Tian’anmen, un effacement. Le 4 juin 1989, le massacre de la place Tiananmen met fin au mouvement étudiant après sept semaines de manifestations pacifiques et d’appels à la démocratie. Deng Xiaoping a déclaré la loi martiale et fait appel à l’Armée populaire de libération pour écraser dans le sang ce mouvement qui prenait de l’ampleur. Le 4 juin 2019, 30 ans après, la place Tiananmen est étroitement surveillée afin d’effacer tout souvenir du massacre qui a fait 2600 morts, selon la Croix Rouge. Évoquer cette sanglante répression est interdit. Le parti glorifie les progrès accomplis en trente ans, chacun doit partager cette fierté. L’amnésie collective est organisée par le pouvoir. Pas une ligne dans les manuels d’Histoire, pas un mot sur les réseaux sociaux. Le 4 juin 1989 n’est qu’un incident qui a “vacciné la société chinoise contre toute agitation politique majeure” selon l’éditorialiste du Global Times, quotidien officiel.

6 juin 2019, célébration du D Day, le cœur n’y est pas. Le 75ème anniversaire du débarquement du 6 juin 1944 a un goût amer. Les alliés de 1944 ne le sont plus. La Grande Bretagne représentée par Theresa May est sur le point de quitter l’Union Européenne, née au lendemain de la seconde guerre mondiale. Mais surtout, Donald Trump, isolationniste et hostile envers l’Europe assiste à cette commémoration. Sa politique unilatéraliste et ses déclarations sont en totale opposition avec l’esprit de l’alliance transatlantique. Quel est le sens de ces commémorations en présence d’un Président américain ouvertement raciste, nationaliste et accroché àson slogan “America first” ? Des mots résonnent, le Président français lit la déchirante lettre d’adieu d’un jeune résistant de 16 ans, Henri Fertet, mort pour la France Libre. Combien aujourd’hui, nous semblent loin les idéaux qui portaient l’armée de libération le 6 juin 1944.

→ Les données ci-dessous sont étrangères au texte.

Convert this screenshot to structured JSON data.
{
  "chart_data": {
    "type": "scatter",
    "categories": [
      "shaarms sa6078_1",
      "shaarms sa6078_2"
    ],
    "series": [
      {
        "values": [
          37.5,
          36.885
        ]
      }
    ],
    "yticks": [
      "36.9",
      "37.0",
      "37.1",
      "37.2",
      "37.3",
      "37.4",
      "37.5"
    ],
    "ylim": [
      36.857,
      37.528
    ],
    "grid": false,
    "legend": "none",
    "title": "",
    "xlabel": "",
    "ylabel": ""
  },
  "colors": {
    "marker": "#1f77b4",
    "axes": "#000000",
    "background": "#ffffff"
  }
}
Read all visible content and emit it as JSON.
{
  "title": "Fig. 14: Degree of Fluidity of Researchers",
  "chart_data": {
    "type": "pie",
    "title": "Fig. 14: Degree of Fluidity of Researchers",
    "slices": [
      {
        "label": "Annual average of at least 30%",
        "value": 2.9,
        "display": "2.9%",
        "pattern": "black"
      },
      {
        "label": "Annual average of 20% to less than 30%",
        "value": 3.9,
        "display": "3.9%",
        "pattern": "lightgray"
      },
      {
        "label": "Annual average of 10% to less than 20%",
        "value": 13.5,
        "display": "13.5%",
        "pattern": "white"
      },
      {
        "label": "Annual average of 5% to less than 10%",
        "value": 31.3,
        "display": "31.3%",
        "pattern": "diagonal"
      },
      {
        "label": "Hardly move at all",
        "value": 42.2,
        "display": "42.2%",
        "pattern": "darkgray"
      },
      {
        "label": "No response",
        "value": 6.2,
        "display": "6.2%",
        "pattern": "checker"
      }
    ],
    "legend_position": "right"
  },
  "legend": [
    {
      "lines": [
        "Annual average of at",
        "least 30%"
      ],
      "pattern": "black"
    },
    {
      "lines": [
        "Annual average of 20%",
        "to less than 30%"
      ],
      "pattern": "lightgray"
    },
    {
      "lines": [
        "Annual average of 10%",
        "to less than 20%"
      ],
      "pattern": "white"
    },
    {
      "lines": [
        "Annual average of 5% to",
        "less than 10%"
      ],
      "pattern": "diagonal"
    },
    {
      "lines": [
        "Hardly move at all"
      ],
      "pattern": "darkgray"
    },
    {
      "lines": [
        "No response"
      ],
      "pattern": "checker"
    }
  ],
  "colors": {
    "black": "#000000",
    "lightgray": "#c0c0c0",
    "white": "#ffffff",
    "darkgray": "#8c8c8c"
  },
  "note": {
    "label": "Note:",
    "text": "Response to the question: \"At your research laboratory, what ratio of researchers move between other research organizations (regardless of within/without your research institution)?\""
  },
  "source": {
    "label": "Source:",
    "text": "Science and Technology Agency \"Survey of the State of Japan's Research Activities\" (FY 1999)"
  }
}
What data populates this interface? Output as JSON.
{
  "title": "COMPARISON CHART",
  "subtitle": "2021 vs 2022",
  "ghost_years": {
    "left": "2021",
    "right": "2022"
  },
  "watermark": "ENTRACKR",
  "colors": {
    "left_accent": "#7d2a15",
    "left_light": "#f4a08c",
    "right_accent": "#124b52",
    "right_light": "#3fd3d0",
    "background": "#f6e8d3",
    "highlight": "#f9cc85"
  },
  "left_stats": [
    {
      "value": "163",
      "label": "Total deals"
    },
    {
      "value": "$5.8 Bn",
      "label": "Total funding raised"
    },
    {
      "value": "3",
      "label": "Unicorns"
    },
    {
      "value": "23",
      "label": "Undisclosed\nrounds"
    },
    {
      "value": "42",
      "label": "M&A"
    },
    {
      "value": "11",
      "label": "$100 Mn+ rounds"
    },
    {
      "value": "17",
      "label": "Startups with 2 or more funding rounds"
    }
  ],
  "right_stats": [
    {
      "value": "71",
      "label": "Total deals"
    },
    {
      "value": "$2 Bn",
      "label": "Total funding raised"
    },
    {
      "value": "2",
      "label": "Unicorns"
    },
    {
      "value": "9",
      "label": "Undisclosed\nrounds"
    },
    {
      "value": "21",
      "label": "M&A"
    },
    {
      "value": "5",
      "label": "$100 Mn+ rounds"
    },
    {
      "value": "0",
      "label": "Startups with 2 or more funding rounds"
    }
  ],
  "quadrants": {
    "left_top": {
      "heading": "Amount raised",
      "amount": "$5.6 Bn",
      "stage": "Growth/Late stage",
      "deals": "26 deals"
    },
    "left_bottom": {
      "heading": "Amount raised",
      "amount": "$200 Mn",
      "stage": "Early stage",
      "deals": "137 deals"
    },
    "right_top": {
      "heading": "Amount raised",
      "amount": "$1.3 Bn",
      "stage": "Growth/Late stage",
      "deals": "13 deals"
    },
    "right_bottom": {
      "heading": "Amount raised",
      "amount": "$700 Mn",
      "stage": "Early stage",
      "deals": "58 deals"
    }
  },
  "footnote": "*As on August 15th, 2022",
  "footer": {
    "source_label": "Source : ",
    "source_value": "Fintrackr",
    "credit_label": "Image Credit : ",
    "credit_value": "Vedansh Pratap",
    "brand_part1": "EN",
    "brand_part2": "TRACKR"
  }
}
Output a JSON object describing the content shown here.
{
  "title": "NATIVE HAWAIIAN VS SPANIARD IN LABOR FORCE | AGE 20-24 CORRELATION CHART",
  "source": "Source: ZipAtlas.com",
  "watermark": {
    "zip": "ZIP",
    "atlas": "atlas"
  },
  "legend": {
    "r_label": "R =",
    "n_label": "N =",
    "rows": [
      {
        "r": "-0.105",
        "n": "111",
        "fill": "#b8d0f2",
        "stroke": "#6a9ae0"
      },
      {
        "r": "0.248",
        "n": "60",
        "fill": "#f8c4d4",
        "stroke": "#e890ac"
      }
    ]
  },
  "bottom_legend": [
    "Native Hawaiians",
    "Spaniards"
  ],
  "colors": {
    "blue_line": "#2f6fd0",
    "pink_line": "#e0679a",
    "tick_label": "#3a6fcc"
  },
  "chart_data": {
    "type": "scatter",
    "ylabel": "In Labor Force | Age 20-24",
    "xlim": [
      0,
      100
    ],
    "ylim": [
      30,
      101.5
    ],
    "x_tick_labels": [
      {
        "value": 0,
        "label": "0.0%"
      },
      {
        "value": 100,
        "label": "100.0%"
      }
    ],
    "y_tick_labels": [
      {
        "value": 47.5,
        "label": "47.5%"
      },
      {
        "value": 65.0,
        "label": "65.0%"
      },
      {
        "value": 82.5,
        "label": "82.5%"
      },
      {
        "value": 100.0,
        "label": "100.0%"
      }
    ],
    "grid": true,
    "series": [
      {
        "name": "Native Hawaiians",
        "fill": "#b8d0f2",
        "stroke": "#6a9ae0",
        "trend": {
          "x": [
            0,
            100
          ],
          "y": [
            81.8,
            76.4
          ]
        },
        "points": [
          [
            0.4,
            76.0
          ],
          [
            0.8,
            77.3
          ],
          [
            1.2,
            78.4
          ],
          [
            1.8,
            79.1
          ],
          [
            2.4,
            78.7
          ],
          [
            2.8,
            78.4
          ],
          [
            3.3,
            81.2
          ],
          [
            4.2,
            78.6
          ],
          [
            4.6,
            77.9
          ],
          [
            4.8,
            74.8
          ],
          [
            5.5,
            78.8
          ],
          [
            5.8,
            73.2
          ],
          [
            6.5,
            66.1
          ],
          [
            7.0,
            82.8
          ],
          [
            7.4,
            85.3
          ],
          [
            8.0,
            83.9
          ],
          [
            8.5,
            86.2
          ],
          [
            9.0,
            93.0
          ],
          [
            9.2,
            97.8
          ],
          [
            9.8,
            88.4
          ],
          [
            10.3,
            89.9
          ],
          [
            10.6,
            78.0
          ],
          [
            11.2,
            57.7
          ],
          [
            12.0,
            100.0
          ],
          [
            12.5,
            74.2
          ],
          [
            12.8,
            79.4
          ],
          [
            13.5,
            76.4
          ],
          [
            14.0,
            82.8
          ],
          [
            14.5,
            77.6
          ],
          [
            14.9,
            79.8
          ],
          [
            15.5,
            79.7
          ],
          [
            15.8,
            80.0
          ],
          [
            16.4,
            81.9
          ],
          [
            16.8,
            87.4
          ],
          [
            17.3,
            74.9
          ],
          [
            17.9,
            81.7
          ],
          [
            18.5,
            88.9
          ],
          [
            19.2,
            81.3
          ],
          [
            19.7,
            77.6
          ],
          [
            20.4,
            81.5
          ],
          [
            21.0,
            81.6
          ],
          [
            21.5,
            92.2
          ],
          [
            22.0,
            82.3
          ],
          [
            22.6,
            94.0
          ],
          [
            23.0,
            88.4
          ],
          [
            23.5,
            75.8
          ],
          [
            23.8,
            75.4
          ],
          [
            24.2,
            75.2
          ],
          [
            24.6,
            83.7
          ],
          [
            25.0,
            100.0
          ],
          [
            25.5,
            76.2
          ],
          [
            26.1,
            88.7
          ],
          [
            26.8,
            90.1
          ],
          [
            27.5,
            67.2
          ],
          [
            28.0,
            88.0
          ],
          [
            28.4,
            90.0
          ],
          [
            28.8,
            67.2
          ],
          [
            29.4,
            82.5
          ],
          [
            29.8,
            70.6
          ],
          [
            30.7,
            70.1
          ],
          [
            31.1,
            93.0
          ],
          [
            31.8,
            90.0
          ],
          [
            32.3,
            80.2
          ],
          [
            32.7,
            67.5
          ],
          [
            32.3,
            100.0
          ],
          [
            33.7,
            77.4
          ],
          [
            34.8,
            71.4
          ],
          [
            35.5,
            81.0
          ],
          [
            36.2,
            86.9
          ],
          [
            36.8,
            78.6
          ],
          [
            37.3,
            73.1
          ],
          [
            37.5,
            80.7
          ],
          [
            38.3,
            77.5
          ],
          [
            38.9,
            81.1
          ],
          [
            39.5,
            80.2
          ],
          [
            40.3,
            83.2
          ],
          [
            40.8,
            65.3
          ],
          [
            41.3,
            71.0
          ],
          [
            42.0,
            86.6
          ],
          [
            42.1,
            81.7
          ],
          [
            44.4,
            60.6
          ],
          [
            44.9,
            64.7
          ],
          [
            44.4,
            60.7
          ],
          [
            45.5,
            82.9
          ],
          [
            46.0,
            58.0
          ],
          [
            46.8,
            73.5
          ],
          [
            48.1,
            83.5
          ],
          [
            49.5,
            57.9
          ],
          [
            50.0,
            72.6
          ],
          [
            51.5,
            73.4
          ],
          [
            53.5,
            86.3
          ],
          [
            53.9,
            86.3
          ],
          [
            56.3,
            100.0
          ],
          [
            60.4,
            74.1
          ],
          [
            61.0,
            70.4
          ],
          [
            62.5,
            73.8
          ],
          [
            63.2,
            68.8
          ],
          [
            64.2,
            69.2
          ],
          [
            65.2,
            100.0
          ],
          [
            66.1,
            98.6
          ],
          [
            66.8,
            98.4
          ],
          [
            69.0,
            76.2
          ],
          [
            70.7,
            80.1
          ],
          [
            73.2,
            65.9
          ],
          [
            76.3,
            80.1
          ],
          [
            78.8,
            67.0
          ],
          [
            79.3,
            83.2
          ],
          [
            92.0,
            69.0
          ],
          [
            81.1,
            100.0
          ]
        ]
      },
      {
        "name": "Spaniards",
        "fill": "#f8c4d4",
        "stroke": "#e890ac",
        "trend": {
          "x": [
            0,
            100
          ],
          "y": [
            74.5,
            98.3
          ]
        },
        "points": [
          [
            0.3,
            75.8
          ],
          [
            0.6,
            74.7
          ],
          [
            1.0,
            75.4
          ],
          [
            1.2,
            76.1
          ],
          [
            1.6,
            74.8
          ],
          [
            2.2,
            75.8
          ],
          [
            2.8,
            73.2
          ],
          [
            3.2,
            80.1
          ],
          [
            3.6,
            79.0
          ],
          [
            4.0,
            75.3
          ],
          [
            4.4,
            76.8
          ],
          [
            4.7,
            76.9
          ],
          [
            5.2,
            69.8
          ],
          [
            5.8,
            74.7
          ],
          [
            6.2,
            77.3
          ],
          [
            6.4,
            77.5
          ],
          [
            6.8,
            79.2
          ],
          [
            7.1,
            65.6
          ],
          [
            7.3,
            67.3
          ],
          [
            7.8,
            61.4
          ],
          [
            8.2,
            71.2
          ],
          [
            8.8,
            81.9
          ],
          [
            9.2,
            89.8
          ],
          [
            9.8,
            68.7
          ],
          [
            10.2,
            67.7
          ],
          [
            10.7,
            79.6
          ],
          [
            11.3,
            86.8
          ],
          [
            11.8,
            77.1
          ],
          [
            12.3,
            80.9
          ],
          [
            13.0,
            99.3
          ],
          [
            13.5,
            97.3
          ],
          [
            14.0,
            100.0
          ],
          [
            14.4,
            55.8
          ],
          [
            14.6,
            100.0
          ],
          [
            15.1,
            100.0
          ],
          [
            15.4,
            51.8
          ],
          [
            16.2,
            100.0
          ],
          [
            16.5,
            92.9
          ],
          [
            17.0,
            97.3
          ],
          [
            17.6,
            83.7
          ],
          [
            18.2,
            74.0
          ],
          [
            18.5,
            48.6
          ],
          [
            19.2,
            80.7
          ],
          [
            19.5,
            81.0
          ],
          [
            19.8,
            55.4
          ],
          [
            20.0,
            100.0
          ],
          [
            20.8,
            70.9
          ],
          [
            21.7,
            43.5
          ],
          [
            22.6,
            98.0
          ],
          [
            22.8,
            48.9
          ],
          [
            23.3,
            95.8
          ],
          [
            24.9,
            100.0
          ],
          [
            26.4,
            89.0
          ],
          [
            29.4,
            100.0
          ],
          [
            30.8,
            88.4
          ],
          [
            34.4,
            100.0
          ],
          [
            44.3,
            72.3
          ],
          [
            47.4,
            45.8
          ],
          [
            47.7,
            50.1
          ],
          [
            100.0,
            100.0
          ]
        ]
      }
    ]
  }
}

Instruits du passé, vivre le présent, Christ Church. Le 15 mars dernier, un terroriste australien, diffusant la vidéo de ses actes en direct, pénètre dans deux mosquées et abat 51 fidèles à Christchurch, en Nouvelle-Zélande. Le pays se mobilise, toutes religions et origines confondues, en soutien à la communauté musulmane. Jacinda Ardern, la Première ministre, se présente voilée et étreint les familles des victimes. Aux collégiens du quartier de Cashmere où se sont installés les premiers musulmans au XIX° siècle, elle vient dire sa compassion et son projet: “Construire un environnement dans lequel la violence ne peut pas s’épanouir, où nous ne laissons aucune place au racisme, car le racisme nourrit l’extrémisme. Faisons de la Nouvelle-Zélande un lieu qui ne tolère pas le racisme, en aucun cas”. Au président Trump qui propose son aide, elle suggère “d’envoyer de la compassion et de l’amour à l’égard des musulmans.” La Première ministre refuse de citer le nom du tueur pour ne pas lui offrir la notoriété qu’il recherchait. Elle envoie un message d’inclusion à ce pays qui compte 200 ethnies et répond ainsi au message de haine du terroriste. Cette figure de solidarité et de tolérance est réconfortante.